No matter how humane a pirate could be, or how the circumstances of a harsh and unfair social structure shaped them, they still chose to make other people’s lives a misery to even the score and made their living on the misfortune of others, just like any of the big time merchants and bankers they sometimes professed to hate and oppose.

So I’ve been quite baffled that people were more concerned about the message that women were being mistreated in this ride rather than being worried about the concept of piracy in itself. Heaven forbid we should slander the good names of those drunken, lecherous, thieving, murdering anarchists by saying, or showing that they were capable of abusing women.

In the end, I’m not calling out to restore the ride to its former state in the name of anti PC values, indeed the update has been well done and I’m sure will be very popular. Even though I’d just have included a separate female pirate and left the original scene as it was, there’s no use getting upset about it. But let’s just all please remember when we talk of the messages we send through entertainment; Pirates are the bad guys, they always were, still are and always will be, and we need to grow up and accept that.

Josh.

4 Replies to “Pirates were bad, Grow up!”

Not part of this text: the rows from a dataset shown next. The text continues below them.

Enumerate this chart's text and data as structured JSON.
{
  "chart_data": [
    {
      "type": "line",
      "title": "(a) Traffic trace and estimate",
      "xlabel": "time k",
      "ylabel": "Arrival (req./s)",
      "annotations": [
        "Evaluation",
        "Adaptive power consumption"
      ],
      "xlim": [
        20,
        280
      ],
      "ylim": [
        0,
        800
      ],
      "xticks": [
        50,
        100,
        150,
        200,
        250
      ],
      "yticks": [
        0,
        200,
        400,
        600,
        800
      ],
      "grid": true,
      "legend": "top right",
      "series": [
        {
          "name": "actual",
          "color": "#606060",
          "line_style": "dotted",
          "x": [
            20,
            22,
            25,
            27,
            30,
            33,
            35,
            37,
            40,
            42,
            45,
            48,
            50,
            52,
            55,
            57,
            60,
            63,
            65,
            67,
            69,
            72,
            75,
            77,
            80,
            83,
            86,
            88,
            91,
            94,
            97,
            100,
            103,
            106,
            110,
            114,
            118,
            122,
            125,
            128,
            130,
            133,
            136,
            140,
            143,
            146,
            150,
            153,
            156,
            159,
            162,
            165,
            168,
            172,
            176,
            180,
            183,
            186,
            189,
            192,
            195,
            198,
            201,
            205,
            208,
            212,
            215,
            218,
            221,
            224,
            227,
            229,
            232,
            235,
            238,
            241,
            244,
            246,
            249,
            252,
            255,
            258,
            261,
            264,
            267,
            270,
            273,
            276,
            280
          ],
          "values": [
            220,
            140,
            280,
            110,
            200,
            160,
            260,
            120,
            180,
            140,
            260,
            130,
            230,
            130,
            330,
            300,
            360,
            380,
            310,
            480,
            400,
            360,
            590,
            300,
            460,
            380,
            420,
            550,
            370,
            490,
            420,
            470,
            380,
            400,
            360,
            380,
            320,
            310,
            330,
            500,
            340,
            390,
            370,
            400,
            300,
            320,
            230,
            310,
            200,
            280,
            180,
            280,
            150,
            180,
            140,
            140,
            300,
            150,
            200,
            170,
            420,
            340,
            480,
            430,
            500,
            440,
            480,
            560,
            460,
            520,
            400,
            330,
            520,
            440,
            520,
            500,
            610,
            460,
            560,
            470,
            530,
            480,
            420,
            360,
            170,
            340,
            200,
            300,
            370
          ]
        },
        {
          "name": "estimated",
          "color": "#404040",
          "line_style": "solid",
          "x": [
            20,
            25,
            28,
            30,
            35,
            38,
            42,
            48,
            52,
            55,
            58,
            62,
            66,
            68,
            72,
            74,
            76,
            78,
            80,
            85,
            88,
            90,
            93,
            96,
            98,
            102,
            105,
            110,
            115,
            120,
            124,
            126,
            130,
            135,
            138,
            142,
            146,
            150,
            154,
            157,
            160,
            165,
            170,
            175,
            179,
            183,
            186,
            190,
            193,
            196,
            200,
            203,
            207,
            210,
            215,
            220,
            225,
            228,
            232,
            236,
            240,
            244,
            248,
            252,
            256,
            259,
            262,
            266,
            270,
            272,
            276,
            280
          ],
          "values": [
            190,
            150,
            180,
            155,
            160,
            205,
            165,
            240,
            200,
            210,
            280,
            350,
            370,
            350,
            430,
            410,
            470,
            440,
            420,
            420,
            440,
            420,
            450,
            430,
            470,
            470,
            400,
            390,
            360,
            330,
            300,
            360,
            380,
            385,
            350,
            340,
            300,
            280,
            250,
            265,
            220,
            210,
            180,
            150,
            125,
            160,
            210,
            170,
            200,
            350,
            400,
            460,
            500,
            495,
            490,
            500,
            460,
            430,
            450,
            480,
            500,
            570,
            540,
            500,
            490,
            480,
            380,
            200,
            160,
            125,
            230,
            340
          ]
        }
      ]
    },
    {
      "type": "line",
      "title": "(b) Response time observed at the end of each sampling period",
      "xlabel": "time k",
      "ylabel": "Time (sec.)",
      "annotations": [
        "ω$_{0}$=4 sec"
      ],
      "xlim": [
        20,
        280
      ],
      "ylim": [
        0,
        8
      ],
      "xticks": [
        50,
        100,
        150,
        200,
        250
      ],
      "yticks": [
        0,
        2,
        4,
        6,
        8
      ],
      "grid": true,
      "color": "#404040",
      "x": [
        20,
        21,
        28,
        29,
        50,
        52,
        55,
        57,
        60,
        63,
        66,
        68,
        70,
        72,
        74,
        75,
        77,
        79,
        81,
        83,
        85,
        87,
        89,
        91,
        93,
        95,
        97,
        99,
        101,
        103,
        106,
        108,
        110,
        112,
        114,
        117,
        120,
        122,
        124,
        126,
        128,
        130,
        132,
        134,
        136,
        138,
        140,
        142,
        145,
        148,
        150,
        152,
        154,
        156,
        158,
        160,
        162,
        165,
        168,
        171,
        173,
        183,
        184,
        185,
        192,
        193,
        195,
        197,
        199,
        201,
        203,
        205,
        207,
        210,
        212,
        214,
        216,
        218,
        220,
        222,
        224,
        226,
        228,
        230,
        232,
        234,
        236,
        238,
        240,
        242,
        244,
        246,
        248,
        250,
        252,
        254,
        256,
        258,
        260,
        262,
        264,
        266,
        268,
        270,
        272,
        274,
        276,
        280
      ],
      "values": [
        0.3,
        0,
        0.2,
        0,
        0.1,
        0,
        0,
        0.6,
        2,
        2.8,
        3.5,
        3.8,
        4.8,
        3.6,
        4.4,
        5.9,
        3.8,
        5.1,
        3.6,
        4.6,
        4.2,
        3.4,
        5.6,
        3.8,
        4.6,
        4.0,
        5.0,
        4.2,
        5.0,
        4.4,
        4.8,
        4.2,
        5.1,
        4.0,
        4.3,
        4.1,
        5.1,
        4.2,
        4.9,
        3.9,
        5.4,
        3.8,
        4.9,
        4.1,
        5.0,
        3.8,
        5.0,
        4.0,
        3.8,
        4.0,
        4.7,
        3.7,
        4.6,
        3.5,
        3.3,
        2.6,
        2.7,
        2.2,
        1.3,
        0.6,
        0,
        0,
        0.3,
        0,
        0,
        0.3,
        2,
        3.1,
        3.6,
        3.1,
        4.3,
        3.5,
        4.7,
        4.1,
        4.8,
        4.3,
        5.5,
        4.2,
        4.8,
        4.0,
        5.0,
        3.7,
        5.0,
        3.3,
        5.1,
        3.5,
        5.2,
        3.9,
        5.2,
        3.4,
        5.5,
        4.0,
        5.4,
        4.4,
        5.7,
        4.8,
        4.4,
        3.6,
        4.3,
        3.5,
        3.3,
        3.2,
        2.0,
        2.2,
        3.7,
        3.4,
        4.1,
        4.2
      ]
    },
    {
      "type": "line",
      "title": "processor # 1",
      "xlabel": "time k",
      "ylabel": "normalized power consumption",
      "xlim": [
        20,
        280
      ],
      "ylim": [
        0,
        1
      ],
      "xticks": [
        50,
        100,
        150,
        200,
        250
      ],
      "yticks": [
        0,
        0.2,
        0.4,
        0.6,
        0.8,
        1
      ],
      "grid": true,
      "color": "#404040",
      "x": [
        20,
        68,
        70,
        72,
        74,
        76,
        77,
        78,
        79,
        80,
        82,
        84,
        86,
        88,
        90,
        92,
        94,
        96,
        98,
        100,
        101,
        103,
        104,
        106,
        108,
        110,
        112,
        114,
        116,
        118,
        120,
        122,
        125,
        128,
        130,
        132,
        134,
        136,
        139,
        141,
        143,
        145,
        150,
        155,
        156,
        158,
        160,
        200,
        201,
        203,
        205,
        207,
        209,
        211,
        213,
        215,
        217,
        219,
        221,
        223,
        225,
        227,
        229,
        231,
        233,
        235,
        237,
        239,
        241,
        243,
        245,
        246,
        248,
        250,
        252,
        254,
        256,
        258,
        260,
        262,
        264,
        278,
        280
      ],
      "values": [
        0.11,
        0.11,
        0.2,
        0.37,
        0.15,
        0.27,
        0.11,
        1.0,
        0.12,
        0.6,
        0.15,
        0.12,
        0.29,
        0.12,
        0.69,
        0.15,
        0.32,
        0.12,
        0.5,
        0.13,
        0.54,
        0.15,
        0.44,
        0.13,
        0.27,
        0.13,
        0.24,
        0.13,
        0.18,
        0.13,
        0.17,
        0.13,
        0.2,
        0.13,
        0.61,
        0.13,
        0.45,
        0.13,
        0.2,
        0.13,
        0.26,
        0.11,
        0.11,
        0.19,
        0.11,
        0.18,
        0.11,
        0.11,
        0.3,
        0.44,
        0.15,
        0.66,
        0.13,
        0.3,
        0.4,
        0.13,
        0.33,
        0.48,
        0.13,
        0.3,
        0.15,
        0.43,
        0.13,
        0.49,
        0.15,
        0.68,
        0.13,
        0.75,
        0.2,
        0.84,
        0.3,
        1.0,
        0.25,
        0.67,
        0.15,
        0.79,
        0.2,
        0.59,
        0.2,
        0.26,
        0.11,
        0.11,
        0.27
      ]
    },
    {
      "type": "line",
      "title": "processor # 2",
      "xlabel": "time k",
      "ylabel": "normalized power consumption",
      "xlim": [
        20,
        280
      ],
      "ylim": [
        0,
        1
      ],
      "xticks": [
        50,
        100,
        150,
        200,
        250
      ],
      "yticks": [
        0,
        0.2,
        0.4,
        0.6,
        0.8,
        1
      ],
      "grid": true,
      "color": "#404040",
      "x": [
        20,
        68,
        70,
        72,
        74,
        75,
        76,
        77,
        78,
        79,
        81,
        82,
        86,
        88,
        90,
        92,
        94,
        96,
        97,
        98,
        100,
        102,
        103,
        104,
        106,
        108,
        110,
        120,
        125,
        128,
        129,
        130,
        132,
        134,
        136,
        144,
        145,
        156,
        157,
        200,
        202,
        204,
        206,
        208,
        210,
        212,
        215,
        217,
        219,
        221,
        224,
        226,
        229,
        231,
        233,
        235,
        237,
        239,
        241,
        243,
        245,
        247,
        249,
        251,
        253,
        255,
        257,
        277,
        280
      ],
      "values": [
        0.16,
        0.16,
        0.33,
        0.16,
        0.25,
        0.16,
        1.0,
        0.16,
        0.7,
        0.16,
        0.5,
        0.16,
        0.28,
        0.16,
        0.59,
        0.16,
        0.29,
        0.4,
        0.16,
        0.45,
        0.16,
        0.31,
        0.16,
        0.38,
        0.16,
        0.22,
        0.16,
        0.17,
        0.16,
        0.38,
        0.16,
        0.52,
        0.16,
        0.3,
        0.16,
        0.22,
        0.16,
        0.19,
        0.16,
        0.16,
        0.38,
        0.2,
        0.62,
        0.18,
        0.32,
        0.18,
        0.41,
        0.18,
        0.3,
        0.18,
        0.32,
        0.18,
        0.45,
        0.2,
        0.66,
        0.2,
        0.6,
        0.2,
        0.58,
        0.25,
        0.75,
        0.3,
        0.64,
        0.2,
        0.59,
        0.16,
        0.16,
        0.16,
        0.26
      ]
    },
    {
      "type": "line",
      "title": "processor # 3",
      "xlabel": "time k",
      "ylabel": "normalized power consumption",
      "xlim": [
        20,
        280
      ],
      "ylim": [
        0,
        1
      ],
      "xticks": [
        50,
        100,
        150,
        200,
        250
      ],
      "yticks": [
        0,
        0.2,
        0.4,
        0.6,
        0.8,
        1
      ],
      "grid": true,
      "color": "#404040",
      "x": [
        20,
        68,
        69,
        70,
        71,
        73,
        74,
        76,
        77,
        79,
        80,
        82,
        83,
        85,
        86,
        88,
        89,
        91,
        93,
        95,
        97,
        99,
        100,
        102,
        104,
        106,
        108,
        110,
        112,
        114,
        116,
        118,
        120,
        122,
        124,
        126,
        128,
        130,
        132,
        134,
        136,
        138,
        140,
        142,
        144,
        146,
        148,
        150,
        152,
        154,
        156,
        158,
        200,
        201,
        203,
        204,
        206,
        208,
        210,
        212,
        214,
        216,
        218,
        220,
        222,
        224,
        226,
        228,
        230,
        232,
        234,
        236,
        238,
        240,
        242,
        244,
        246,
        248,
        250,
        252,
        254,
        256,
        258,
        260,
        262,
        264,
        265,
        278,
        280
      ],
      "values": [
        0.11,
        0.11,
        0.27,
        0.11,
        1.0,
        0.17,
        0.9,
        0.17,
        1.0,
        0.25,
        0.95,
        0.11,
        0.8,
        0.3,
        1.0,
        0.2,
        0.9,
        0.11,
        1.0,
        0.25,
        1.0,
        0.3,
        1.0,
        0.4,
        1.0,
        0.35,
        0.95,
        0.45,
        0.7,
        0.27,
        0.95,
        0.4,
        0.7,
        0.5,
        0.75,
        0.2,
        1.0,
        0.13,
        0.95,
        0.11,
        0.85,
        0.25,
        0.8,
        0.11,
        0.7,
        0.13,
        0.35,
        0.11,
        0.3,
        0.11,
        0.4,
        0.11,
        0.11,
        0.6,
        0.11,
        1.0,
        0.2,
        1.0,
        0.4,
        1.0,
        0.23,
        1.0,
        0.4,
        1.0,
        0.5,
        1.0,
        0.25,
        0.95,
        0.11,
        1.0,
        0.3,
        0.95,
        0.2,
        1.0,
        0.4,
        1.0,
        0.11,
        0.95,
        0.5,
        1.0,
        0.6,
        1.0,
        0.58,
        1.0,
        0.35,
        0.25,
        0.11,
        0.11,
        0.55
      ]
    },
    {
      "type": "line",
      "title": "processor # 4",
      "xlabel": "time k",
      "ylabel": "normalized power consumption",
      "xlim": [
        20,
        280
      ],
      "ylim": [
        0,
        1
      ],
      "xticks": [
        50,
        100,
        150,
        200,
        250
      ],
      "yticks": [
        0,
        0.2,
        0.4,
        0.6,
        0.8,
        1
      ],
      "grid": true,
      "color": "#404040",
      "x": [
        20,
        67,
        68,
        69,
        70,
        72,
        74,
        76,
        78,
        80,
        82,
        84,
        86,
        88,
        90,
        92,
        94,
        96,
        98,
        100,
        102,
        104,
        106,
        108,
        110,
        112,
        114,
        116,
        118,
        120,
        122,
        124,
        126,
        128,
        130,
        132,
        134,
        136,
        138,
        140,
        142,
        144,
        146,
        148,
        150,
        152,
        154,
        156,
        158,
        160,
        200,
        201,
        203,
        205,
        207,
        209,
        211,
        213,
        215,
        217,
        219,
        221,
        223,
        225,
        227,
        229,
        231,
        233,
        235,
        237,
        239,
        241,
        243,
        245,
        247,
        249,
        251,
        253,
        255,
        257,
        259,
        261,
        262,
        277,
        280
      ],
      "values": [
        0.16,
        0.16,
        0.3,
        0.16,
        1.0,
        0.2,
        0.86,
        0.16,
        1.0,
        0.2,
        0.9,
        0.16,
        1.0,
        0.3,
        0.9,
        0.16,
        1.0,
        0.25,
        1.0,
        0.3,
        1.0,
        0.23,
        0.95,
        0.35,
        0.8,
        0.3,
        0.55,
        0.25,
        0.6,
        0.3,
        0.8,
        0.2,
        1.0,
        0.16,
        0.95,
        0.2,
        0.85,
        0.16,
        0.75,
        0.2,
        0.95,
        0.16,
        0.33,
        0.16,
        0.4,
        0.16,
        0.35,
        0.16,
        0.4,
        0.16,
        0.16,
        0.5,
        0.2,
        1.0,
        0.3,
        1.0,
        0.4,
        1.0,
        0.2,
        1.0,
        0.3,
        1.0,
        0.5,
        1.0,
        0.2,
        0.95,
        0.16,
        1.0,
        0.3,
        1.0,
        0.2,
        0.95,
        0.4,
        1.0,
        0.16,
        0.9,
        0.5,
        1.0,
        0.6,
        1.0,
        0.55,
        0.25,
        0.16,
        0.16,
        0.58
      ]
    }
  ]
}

  1. I think the more important question, and the one you’re not engaging with, is not whether or not pirates were bad people. It’s what made so *many* of them make the decision to lead what was probably going to be a short, brutal, uncomfortable life.
    The fact that so many chose piracy implies that there may not have been much choice (which is central to your thesis).

    1. A fair comment. In other posts I discuss ‘the reasons people became pirates,’ but no matter what the reason, or wether or not they had a choice, these people decided to steal goods and possessions from people, to rape and kill them if they resisted. To offer violence and fear to all and to force others to join their crews.
      Mitigating circumstances are to be pitied and in some cases sympathised with, but pirates were bad, and still are, as anyone who has ever been in contact with them will tell you.

  2. Thank you for typing this very insightful to get a second view on pirates even though I do disagree with some things this was amazing to read 10/10.